In the concordance study, OP/NP swab samples were tested as soon as possible after the HI step of the original clinical test. In reality there was an unavoidable lag time of approximately 1 to 4 hours between the bulk HI step and the OP/NP sample being added to RNA extraction lysis buffer (at which point RNA integrity is preserved). This was due to the logistics of the experiment, i.e. the time it took to repack the sample swab vials and follow the bulk HI protocol. In the real-world environment of a high-throughput COVID-19 Testing Centre, the normal scenario is that samples are processed as quickly as possible and immediately after heat inactivation. However, unforeseen circumstances around general logistics or other incidents may arise and extend this time. Therefore, it was critical to determine the length of time following HI that samples can be processed and still preserve the quality of the diagnostic test. Similarly, as a contingency plan against oven malfunction or operator error that could result in uncertainty on whether bulk HI was successful, a fall-back process was needed. In our case, this would be to revert to the standard assay in which samples are heated in the lab after addition of RNA extraction lysis buffer.
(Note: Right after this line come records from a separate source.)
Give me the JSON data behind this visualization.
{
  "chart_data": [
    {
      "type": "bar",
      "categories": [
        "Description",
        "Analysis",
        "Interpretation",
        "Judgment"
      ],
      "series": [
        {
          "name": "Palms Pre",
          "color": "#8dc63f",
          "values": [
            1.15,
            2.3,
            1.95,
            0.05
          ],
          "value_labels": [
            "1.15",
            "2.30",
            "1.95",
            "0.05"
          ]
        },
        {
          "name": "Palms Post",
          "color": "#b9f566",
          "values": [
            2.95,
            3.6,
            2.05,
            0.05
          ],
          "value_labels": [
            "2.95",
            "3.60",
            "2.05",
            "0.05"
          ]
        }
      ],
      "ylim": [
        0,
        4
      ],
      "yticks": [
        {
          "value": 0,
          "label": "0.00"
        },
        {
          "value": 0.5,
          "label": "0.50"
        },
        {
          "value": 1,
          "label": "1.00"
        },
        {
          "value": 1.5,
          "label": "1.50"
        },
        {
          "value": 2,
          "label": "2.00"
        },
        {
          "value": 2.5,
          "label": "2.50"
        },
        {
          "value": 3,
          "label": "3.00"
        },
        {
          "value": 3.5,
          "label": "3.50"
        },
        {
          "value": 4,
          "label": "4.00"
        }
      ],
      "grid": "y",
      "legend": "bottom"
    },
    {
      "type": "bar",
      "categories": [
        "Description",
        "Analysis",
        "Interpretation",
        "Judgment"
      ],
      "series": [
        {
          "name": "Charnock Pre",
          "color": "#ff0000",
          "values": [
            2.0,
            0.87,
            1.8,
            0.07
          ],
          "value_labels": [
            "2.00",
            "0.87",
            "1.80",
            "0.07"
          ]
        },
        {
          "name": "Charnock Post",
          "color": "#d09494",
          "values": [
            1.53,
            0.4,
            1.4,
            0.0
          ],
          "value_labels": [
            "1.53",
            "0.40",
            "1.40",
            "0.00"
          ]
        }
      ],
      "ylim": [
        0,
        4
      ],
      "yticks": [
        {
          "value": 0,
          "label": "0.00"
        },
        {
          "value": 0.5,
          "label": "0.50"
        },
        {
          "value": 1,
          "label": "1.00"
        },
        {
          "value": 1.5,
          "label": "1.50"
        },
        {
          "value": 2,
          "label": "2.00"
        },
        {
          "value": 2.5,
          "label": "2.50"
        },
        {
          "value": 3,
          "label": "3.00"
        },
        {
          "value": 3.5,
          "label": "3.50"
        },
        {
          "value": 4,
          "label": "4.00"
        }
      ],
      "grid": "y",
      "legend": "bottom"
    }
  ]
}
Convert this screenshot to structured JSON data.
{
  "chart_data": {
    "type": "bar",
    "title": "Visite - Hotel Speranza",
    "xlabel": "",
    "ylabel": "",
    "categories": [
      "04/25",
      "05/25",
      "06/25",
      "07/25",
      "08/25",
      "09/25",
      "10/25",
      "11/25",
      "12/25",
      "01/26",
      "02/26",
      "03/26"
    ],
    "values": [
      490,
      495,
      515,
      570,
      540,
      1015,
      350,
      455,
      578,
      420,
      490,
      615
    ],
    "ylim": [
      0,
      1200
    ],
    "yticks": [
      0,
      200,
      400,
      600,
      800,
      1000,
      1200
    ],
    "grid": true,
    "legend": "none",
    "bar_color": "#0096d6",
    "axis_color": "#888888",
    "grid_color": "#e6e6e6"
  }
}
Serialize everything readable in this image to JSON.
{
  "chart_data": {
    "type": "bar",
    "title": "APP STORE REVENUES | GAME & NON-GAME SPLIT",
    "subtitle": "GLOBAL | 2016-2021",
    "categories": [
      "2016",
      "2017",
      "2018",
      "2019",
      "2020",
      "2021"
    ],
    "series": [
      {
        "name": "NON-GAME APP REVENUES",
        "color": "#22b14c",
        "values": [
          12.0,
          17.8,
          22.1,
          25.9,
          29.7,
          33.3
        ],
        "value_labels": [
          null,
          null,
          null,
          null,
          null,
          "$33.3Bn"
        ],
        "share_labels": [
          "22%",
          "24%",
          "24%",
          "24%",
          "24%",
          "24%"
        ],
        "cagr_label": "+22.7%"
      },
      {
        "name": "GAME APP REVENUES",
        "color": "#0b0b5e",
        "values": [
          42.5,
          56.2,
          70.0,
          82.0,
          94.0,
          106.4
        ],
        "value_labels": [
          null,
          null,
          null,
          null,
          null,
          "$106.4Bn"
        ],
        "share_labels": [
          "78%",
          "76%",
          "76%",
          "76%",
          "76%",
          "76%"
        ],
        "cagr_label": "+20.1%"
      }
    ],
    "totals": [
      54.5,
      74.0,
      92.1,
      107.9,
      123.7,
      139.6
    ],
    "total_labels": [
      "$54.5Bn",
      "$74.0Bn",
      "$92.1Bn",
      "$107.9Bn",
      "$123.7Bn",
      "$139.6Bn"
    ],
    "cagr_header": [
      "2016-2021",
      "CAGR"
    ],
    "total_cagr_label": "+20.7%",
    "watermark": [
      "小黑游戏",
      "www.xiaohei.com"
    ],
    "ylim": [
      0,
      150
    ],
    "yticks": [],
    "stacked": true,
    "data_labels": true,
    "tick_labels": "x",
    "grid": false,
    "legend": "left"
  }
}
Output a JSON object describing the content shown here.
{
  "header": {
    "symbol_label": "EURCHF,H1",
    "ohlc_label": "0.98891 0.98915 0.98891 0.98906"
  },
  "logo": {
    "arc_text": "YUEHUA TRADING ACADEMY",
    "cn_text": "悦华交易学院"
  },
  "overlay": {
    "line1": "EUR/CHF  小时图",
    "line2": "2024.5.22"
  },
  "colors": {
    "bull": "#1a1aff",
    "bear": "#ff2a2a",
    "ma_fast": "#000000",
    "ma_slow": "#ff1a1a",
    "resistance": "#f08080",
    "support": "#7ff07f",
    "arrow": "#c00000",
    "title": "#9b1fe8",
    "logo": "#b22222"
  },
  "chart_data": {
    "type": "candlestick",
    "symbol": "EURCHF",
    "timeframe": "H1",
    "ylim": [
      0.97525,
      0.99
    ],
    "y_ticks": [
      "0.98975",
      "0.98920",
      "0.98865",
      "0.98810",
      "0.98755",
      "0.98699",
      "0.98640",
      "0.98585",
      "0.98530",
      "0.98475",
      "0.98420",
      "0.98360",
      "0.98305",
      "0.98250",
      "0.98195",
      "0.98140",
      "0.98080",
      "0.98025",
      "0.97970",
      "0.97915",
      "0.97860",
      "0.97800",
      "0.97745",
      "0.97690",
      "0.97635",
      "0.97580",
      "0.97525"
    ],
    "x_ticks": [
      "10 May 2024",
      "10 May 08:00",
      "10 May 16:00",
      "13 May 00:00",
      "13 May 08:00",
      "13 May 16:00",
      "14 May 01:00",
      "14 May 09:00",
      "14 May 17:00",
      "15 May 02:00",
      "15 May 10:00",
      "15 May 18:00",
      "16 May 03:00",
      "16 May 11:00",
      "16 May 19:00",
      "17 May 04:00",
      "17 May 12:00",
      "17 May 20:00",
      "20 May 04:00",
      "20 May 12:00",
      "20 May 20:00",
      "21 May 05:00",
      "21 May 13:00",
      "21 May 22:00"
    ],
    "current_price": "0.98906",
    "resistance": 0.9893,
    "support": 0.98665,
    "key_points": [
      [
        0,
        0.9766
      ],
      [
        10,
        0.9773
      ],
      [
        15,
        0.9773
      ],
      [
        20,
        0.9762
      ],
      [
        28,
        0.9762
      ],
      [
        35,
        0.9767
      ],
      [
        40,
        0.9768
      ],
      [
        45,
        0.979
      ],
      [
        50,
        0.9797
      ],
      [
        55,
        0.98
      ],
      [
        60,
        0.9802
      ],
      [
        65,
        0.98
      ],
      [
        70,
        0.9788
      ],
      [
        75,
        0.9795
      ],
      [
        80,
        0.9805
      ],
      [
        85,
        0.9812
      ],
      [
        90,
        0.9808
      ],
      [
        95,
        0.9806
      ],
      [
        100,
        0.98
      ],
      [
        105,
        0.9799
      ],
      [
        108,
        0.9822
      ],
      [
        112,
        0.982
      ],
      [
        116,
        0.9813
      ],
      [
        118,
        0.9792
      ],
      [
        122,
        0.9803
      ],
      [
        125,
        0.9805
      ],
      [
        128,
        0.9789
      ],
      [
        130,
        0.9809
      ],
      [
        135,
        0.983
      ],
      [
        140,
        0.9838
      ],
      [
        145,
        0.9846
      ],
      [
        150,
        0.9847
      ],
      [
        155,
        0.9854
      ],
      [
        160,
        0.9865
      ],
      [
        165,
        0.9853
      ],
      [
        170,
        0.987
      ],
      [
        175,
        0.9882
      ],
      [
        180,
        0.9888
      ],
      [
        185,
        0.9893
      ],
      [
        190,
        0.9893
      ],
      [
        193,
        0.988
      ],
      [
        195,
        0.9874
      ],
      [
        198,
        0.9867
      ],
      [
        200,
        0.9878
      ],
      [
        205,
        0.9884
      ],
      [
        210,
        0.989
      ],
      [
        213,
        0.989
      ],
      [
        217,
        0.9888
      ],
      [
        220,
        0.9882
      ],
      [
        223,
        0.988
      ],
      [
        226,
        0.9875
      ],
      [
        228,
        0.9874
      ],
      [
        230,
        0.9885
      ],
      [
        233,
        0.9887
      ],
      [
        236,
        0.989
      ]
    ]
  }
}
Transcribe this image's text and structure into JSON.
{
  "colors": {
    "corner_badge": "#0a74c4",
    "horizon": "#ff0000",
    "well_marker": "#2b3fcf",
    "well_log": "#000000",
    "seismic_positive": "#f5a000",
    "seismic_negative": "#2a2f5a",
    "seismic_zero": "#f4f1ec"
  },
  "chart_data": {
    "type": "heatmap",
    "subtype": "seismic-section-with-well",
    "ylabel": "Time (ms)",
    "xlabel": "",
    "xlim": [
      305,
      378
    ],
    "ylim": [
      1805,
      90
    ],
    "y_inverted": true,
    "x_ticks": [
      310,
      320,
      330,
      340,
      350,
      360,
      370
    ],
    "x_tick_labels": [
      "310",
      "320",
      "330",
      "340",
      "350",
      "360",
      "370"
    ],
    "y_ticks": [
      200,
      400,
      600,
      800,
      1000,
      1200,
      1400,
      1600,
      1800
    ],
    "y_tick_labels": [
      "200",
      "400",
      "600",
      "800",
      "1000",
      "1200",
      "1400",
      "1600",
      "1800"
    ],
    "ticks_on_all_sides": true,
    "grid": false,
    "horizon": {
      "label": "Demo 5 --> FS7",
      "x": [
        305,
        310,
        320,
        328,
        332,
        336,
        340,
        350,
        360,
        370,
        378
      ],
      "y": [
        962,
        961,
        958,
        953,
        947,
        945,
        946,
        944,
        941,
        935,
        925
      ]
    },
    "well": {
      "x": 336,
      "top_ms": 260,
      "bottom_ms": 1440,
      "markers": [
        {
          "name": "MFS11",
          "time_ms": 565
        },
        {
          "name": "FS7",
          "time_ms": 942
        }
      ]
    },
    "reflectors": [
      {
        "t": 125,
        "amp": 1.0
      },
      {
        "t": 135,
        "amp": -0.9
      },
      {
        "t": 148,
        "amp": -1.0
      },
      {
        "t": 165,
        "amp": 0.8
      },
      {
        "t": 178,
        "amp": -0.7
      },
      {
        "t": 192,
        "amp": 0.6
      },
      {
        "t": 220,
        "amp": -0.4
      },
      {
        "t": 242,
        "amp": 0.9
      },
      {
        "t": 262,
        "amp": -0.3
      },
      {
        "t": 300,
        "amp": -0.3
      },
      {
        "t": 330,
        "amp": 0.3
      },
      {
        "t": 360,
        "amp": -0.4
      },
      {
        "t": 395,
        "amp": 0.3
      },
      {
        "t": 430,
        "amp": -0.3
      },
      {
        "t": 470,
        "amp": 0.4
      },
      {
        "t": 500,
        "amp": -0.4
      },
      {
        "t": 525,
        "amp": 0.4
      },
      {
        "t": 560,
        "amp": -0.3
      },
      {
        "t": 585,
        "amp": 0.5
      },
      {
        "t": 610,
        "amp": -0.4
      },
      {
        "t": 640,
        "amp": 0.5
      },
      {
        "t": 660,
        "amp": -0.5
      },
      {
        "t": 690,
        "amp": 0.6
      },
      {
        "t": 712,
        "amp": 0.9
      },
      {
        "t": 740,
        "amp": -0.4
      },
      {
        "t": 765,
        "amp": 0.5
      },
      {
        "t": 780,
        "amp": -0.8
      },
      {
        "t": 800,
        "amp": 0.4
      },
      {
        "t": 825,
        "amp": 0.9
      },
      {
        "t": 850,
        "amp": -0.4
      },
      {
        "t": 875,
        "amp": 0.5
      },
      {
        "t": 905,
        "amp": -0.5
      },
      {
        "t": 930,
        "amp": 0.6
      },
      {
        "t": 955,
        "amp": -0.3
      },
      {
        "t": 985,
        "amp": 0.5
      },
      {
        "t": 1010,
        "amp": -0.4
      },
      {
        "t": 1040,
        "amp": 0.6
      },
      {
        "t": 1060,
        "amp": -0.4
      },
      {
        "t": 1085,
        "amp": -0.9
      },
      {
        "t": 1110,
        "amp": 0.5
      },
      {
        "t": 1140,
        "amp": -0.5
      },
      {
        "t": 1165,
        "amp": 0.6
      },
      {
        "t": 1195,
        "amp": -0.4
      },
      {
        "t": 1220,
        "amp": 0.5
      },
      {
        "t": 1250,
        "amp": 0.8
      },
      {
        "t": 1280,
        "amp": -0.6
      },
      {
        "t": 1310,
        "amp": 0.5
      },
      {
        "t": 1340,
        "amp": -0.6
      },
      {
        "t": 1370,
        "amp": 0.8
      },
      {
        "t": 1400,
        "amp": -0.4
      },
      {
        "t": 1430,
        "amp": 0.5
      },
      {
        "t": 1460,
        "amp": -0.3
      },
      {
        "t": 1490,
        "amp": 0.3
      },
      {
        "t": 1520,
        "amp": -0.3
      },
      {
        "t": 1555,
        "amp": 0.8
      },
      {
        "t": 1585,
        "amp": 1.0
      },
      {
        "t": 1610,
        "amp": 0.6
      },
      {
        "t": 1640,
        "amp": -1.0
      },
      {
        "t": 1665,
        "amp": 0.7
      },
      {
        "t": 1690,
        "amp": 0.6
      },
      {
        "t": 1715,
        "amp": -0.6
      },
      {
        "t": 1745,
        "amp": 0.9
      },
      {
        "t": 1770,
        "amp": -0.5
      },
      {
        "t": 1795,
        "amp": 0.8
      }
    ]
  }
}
To address the risk of time delay, the concordance study already described above had an additional test group in which the samples being retested were retained and then tested for a second time but after a 10 hour delay after the HI cycle. Concordance for this data set was comparable to the samples processed without a delay, i.e. in which the samples were tested within 1 to 4 hours following HI (Fig. 3b, Supplementary Table 5 and Supplementary Fig. S8). In addition, a separate study of 184 clinical OP/ON swab samples was performed in which sample processing occurred 24 hours after HI. For these samples we saw the same result in that concordance is preserved for SARS-CoV-2 positive samples below a Cq of 36 (Supplementary Fig. S9, Supplementary Table 5 and Fig. 3b).
To address the risk of a failed HI cycle and the resultant requirement to revert to the standard assay protocol, we carried out further experiments. Here we subjected clinical OP/NP swab samples to the bulk HI protocol, but then followed the standard assay as if no HI cycle had been used. This meant that the samples were heated twice during the workflow (Supplementary Fig. S10). The time taken to do this work meant that samples were retested using the experimental conditions one day after the clinical test. Nonetheless, we saw 88.8% concordance in the test results of the 171 samples processed, and as before, the majority of discordant test results were above a Cq value of 36 (Supplementary Fig. S10).
Finally, at the time this work was carried out, the CCTC was contributing to the genomic surveillance effort to monitor SARS-CoV-2 variants of concern by providing extracted RNA from positive tests to the Wellcome Sanger Institute for sequencing. Sequencing quality was not changed by the bulk HI workflow, as illustrated by an equivalent base coverage prior to and following implementation of the bulk HI protocol at the CCTC (Supplementary Fig. S11).